Tunisie : Béji Caïd Essebsi, de la primature à l’opposition
Avant l’élection de l’Assemblée constituante, le Premier ministre provisoire tunisien caressait l’espoir de devenir président de la République. Et n’a manifestement pas renoncé.
Lorsque Béji Caïd Essebsi (BCE), à la retraite depuis 1994, a été désigné Premier ministre provisoire le 27 février 2011, Rached Ghannouchi, le leader d’Ennahdha, a déclaré sur le mode de l’humour qu’on était allé le chercher dans les boîtes d’archives beylicales. Neuf mois après, BCE passe le témoin, mais il ne va pas retourner de sitôt dans sa boîte d’archives. Faute d’avoir accédé à la présidence du pays, comme il l’espérait, il s’apprête à passer dans l’opposition.
Au départ, BCE a pourtant bénéficié d’un préjugé favorable. Au lendemain de la révolution du 14 janvier, la Tunisie s’est retrouvé plongé dans une quasi-anarchie : insécurité liée à la défaillance des forces de police et à l’évasion de milliers de détenus, actes de sabotage des « benalistes », grèves, sit-in… « Mon objectif est de mener le pays à bon port », avait-il alors annoncé. Avec lui – et le président provisoire, Fouad Mebazaa –, le pays aura au moins pu élire une Assemblée nationale constituante (ANC) le 23 octobre, tout en préservant la stabilité et en assurant l’essentiel des missions de l’État.
Croissance nulle ou négative
Le taux de croissance pour 2011 devrait en tout cas être nul ou négatif, selon Mustapha Kamel Nabli, gouverneur de la Banque centrale, qui met en garde contre les risques d’une aggravation des difficultés économiques. Le taux de chômage dépassera 18 %, contre 13 % en 2010. En raison de la crise en Europe, principal partenaire commercial de la Tunisie, les réserves en devises ont baissé de 3 milliards de dinars (1,5 milliard d’euros) depuis début 2011.

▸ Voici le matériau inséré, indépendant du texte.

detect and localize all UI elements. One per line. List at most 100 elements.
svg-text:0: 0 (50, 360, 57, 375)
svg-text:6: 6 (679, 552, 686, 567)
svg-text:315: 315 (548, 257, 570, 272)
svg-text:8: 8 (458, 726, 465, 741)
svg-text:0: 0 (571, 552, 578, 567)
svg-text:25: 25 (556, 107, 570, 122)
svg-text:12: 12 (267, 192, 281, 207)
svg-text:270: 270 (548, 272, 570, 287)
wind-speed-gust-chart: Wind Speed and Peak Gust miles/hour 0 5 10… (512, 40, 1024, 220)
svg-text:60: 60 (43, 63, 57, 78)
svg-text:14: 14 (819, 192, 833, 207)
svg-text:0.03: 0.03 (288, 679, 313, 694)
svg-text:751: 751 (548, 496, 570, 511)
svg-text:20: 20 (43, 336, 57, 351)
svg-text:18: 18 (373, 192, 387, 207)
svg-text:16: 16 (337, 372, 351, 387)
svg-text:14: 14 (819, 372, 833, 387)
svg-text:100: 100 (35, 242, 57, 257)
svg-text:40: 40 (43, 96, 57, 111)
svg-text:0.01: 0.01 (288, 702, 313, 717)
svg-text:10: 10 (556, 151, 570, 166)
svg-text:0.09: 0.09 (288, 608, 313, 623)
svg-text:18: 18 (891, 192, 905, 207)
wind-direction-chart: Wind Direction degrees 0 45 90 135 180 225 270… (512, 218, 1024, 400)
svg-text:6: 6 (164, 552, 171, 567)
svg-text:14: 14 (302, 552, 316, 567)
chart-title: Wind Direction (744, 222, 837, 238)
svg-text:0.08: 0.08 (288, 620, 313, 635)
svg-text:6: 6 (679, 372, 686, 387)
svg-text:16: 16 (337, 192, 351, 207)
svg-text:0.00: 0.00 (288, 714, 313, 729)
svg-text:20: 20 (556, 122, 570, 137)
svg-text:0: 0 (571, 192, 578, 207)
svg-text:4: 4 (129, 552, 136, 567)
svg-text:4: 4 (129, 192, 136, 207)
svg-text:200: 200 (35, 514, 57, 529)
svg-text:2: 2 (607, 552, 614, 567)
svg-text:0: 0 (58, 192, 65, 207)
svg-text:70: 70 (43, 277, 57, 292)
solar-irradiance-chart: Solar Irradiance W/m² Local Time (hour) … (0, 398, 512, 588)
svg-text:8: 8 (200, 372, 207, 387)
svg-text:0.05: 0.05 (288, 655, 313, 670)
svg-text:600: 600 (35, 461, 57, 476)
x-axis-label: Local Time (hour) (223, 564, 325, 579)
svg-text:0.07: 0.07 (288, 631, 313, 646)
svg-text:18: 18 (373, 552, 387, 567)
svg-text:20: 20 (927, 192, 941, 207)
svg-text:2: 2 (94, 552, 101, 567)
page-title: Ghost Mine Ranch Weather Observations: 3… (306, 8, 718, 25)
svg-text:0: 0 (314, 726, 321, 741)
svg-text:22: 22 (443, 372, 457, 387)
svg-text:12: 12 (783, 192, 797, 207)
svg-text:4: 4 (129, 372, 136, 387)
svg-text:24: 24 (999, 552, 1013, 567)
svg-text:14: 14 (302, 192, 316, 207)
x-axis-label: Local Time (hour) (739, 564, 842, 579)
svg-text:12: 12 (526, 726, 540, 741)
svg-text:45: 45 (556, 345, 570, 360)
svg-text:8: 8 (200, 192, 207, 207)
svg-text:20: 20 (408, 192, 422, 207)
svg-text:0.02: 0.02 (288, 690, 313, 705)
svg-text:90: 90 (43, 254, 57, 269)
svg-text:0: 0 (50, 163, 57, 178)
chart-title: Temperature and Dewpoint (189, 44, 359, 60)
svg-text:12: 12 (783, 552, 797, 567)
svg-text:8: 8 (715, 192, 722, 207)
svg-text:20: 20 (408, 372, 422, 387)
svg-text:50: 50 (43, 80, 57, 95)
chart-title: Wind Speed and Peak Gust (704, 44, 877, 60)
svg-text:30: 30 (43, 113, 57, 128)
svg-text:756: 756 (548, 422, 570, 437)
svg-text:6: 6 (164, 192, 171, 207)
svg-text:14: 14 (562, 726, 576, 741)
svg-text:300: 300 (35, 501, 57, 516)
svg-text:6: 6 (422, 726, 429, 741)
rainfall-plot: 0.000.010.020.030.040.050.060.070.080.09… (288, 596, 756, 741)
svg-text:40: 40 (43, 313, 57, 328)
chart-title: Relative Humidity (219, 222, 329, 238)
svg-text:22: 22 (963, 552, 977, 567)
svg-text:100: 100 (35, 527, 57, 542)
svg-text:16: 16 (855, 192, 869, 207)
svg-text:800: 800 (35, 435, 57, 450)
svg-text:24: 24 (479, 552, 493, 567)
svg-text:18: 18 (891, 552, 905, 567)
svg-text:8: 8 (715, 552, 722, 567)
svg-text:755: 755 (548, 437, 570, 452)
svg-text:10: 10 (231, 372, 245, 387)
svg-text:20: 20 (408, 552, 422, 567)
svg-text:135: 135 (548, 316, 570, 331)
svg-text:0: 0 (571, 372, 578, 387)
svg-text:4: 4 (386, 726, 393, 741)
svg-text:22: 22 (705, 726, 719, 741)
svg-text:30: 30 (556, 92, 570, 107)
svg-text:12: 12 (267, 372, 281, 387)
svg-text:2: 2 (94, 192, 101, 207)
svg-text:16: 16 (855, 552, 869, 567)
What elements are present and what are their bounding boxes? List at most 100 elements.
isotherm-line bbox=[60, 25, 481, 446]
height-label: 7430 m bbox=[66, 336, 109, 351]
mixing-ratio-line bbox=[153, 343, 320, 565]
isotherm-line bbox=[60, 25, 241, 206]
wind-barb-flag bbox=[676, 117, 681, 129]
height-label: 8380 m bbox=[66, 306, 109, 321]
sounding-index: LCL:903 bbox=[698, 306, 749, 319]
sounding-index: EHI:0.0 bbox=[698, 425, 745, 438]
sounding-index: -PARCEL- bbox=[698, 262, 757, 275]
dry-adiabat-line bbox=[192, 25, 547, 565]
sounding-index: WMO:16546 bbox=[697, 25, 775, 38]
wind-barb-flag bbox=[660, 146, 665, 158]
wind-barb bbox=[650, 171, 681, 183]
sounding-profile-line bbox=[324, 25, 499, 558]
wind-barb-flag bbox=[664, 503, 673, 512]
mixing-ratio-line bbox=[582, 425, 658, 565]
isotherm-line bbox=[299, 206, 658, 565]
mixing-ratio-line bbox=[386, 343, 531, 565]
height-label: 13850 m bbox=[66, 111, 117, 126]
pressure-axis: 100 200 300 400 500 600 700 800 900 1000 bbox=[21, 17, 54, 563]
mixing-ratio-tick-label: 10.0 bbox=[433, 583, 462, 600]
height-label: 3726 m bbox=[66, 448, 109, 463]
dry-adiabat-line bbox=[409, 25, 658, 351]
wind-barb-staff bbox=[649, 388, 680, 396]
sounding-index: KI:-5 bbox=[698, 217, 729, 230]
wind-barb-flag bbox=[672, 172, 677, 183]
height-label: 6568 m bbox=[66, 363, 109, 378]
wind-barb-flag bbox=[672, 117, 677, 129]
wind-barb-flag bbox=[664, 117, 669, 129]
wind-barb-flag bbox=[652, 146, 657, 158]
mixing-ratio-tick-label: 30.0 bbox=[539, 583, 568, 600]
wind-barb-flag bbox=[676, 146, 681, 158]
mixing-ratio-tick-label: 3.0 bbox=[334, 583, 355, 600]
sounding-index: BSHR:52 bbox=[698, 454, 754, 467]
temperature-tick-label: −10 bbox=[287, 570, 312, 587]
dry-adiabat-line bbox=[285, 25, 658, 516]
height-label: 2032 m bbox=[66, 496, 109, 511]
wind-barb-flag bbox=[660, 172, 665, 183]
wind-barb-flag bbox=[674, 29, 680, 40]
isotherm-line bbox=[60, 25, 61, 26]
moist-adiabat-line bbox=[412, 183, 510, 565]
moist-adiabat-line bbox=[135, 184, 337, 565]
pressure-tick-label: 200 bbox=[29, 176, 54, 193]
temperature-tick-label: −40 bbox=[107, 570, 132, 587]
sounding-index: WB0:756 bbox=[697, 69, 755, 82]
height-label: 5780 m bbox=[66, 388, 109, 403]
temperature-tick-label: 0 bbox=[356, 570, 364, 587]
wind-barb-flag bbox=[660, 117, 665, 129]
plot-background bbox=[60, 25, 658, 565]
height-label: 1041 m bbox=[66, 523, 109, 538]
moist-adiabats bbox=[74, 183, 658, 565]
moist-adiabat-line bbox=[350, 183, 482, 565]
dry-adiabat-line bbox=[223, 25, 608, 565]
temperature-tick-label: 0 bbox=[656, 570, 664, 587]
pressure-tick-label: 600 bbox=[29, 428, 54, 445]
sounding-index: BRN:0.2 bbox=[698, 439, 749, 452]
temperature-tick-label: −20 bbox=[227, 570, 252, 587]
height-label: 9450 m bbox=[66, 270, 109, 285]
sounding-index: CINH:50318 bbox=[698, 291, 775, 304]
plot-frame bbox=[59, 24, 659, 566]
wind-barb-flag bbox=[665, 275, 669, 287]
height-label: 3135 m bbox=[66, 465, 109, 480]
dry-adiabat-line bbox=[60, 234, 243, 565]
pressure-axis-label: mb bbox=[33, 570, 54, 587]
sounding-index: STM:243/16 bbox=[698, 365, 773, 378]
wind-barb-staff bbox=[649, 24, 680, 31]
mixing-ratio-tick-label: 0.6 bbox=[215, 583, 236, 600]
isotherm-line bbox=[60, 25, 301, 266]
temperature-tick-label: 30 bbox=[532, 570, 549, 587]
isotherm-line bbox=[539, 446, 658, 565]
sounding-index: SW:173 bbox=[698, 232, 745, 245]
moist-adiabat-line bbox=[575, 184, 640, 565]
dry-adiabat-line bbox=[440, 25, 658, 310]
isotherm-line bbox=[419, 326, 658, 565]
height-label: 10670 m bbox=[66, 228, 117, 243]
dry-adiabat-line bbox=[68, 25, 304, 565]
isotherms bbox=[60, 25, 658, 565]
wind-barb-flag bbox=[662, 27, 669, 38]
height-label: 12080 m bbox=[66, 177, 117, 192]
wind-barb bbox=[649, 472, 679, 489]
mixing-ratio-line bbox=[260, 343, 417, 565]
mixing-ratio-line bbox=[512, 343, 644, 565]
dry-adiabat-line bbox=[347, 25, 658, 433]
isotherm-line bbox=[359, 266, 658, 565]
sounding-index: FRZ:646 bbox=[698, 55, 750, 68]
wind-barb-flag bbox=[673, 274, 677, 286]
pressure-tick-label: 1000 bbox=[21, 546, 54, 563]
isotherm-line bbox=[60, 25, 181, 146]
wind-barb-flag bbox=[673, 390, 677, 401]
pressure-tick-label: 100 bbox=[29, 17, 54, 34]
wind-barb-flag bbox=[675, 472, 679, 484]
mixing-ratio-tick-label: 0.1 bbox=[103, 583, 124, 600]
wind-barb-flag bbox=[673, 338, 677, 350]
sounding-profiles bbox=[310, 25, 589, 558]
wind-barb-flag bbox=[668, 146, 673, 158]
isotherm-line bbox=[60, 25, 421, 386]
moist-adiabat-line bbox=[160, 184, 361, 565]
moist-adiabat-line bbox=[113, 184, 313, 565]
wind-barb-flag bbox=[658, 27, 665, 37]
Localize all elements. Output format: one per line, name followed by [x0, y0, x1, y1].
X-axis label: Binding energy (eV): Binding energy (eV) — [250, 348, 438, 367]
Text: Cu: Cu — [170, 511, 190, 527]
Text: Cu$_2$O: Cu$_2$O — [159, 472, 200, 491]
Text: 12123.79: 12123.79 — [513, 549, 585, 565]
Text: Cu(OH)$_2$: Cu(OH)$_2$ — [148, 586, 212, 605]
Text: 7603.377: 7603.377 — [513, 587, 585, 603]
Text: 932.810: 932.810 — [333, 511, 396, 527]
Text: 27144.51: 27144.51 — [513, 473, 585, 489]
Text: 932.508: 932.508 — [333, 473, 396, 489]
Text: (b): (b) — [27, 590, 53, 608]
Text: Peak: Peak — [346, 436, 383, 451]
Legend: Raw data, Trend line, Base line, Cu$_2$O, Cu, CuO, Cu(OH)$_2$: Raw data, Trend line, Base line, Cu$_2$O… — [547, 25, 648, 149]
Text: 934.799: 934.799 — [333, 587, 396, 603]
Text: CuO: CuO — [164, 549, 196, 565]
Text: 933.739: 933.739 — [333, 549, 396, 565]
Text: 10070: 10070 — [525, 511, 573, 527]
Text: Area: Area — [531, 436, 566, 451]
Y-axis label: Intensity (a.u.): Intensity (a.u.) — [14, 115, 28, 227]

BCE s’est en revanche beaucoup investi dans la diplomatie, participant au sommet du G8, dont les promesses de financement tardent à se concrétiser, et se rendant à Washington à l’invitation de Barack Obama, et dans les pays maghrébins. Il s’est même mis en tête de devenir président de la République. « Si mon pays a besoin de moi, je suis toujours là… » déclarait-il à J.A. en octobre. Il espérait que l’Assemblée nationale constituante le désignerait à ce poste. Ses émissaires ont même engagé à cet effet, dès l’été dernier, des discussions secrètes avec des dirigeants d’Ennahdha, perçue comme incontournable. Le premier « sondage » auprès de Rached Ghannouchi a lieu en août. Il y a eu par la suite au moins deux autres rencontres avec des cadres « nahdhaouis ». BCE en a conclu qu’il avait des chances d’être l’homme providentiel. Le verdict des urnes en a décidé autrement. La coalition formée après le scrutin lui a préféré Moncef Marzouki, dont le parti, le Congrès pour la République (CPR), est arrivé deuxième derrière Ennahdha.
Il y croit
Faute d’avoir été adoubé par la majorité, BCE s’est tourné vers la douzaine de formations nées de la dissolution de l’ex-parti au pouvoir, le Rassemblement constitutionnel démocratique (RCD). Toutes, dont Al-Watan, de l’ancien ministre Mohamed Jegham, se sont placées sous la bannière de BCE. Son entourage précise qu’il en sera le « fédérateur » et qu’il pourrait tenter d’obtenir le ralliement du reste de l’opposition pour former un bloc face à Ennahdha. Objectif de BCE : mener cette coalition à la victoire lors des prochaines législatives et présidentielle, une fois la nouvelle Constitution rédigée, donc vers 2013. Il y croit, en tout cas, estimant qu’il est bien placé pour éviter les luttes de leadership et que l’ex-parti au pouvoir, débarrassé de ses mauvais génies et vieux démons, peut renaître de ses cendres et faire revenir ses anciens adhérents. D’autres parmi ses proches y croient moins. « BCE rate sa sortie, il aurait pu partir dans la dignité », regrette l’un d’eux.